If the German went back to the DM what would happen to all the notes they hold from the PIGS denominated in Euros?
They are learning it is not much easier to dominate Europe with Euros than it tried with panzers.
And suppose the PIGS told the Germans “no bail-outs the bankers can go to blazes”?
No one is bombing Berlin in reprisal for weak control of where their bankers put the excessive fiat money.
Rebecca, this is one of the most interesting posts that I have seen in some time. Quite a story there.
Merijn –
Please, can anybody tell me why, when an economy declines, it is prudent to slash labor income while it’s seems to be a mortal sin to slash property income?
It’s simple. Remember the golden rule; “Who has the gold can make the rules.”
JzB
Merijn,
I want to commend you for pointing out that it was not for lack of neoliberal policies that the periphery of Europe are experiencing so much economic pain.

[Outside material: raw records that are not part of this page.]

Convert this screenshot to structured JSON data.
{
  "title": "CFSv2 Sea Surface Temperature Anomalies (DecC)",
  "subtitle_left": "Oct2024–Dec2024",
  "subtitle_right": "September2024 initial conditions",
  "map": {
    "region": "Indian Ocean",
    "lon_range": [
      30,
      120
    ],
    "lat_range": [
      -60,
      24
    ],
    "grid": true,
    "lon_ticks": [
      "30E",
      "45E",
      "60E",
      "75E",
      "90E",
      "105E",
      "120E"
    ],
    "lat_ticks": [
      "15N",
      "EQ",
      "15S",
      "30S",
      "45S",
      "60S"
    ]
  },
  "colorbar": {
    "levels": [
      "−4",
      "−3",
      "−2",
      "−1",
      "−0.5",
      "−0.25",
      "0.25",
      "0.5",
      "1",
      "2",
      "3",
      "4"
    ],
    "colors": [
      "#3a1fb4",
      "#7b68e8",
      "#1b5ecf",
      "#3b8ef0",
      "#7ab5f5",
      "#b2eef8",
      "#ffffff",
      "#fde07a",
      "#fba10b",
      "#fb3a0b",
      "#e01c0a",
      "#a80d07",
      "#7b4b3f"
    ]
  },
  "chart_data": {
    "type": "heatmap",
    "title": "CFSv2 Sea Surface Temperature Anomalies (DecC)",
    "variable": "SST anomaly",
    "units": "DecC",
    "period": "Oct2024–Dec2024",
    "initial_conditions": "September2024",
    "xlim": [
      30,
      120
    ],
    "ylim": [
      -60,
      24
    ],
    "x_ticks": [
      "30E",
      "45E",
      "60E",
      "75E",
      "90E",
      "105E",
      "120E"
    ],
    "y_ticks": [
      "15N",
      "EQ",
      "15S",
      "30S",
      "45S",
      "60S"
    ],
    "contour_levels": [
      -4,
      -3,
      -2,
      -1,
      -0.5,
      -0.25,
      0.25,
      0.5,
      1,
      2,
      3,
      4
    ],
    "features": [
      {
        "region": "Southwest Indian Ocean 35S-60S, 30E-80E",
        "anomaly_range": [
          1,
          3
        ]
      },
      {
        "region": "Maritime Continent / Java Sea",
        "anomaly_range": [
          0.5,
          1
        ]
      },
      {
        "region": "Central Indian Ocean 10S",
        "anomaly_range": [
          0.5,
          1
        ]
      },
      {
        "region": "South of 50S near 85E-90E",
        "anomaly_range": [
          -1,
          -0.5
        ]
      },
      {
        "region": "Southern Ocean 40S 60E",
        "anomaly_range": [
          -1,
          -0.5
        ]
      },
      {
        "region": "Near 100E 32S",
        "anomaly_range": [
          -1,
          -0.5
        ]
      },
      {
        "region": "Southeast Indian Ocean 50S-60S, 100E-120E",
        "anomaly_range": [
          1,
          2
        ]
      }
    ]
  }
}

But I also want to avoid drawing the conclusion that it was neoliberal policies that were to blame.
It’s a general economic pattern in large currency unions (such as the US and the Eurozone) that monetary policy has a tremendous capacity to wreak asymmetric effects. Boom areas tend to suffer the most when money switches from being loose to being too tight. The US is no exception.
I also want to take this opportunity to dispel the myth that asset price bubbles are the primary culprit in the busts that these areas experienced. In this case business friendly Nevada makes a convenient example.

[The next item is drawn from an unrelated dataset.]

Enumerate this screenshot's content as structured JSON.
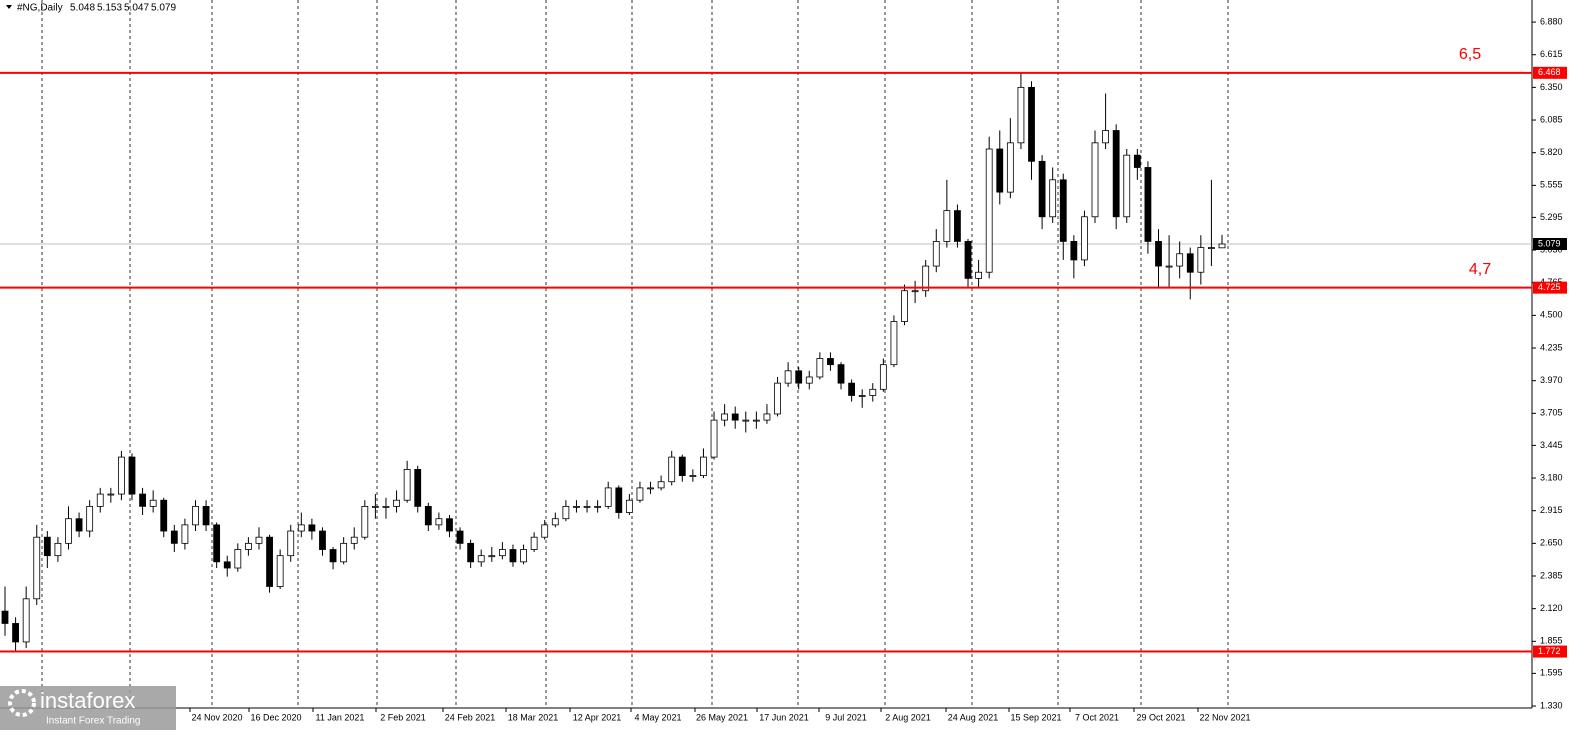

The data for Las Vegas (Shiller) and Nevada (unemployment):
Month Shiller Unemployment
2006/7 233.07 4.4%
2008/7 154.37 6.7%
2010/7 100.92 14.4%
Sixty percent of the decline in housing prices had occurred before the great implosion in US nominal GDP, but only 23% of the runup in (mass) unemployment.
The real problem is not fiscal or regulatory policies. And the real problem is not asset price bubbles. The “real” problem is a “nominal” problem simply known as excessively tight monetary policy. The ECB needs to loosen up to accomodate the periphery. If it refuses to accomodate the periphery then the Eurozone has no business even existing. (And perhaps even Nevada should consider printing its own currency.)
I guess people are getting more lazy in europe because the unemployed almost get the same allowance from the goverment compared to those who are working and paying for high taxes. Why work hard when you would get almost the same amount from not working right?